At the crux of his call to stay long stocks in the face of a hyperactive, Fed-centric, uber-volatile marketplace, is one powerful factoid: every time since World War II that the S&P 500 (^GSPC) was up in January and February, the market has gone on to post a positive full-year return 26 of 26 times.
"And the average total return (under those circumstance) was about 24-percent," Stovall says in the attached video. "So with us up about 14-percent on a total return basis for the first half, if history repeats itself, we could be up another ten percent just to get to that average."
If he's right, that would land the S&P 500 at around 1,775 on New Year's eve.

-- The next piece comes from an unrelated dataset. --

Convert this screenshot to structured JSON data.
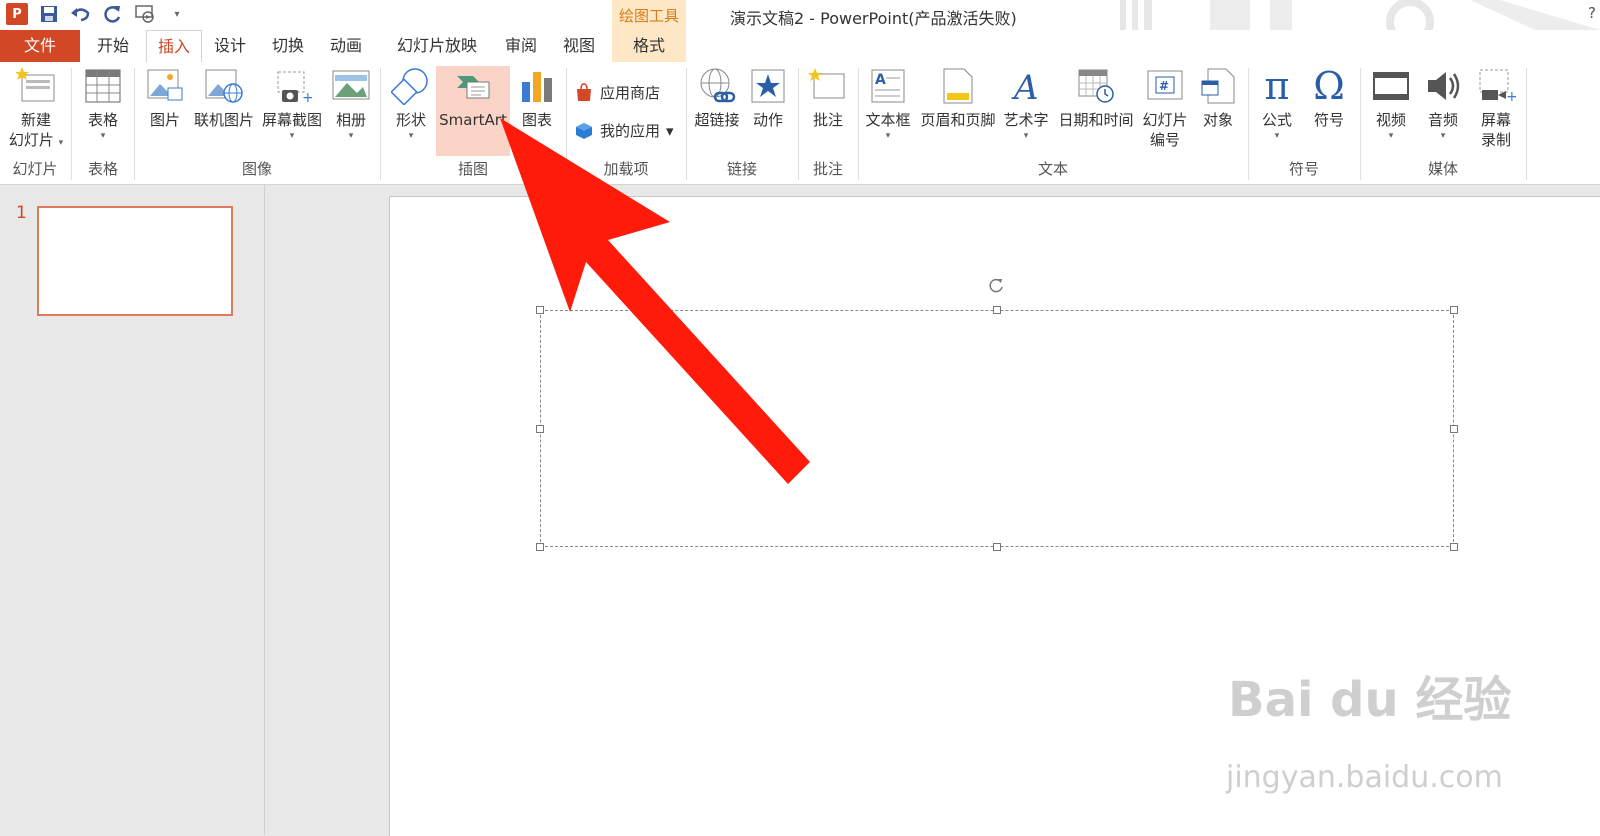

Stovall says the recent volatility linked to comments by Ben Bernanke and the Fed is an overreaction. As he see it, despite a record short-term increase in 10-year Treasury yields (^TNX), "we are still in a very, very low rate environment which is typically good for equities."
From his standpoint, the greater threat to growth in the second half is fiscal, rather than monetary, as he says GDP is more susceptible to sequestration cuts than from interest rates getting back to normal.
As far as ways to position your investments for the next six months, Stovall favors two cyclical sectors and what he calls "the least defensive of the four defensive sectors."
Specifically, he has an overweight opinion on Consumer Discretionary (XLY) stocks for their solid earnings growth and the fact that they are predominantly exposed to the U.S. "A lot of people have been saying the U.S. is the best house on a bad block."
His second cyclical sector pick is the Financials (XLF), which he says are poised to deliver 11-percent earnings growth versus only about seven-percent for the market. Even so, he says they're cheaper on a PE-basis and will also benefit from a steeper yield curve as interest rates rise.
His defensive pick is Health Care (XLV), which he thinks has good momentum and an improving pipeline of new drugs.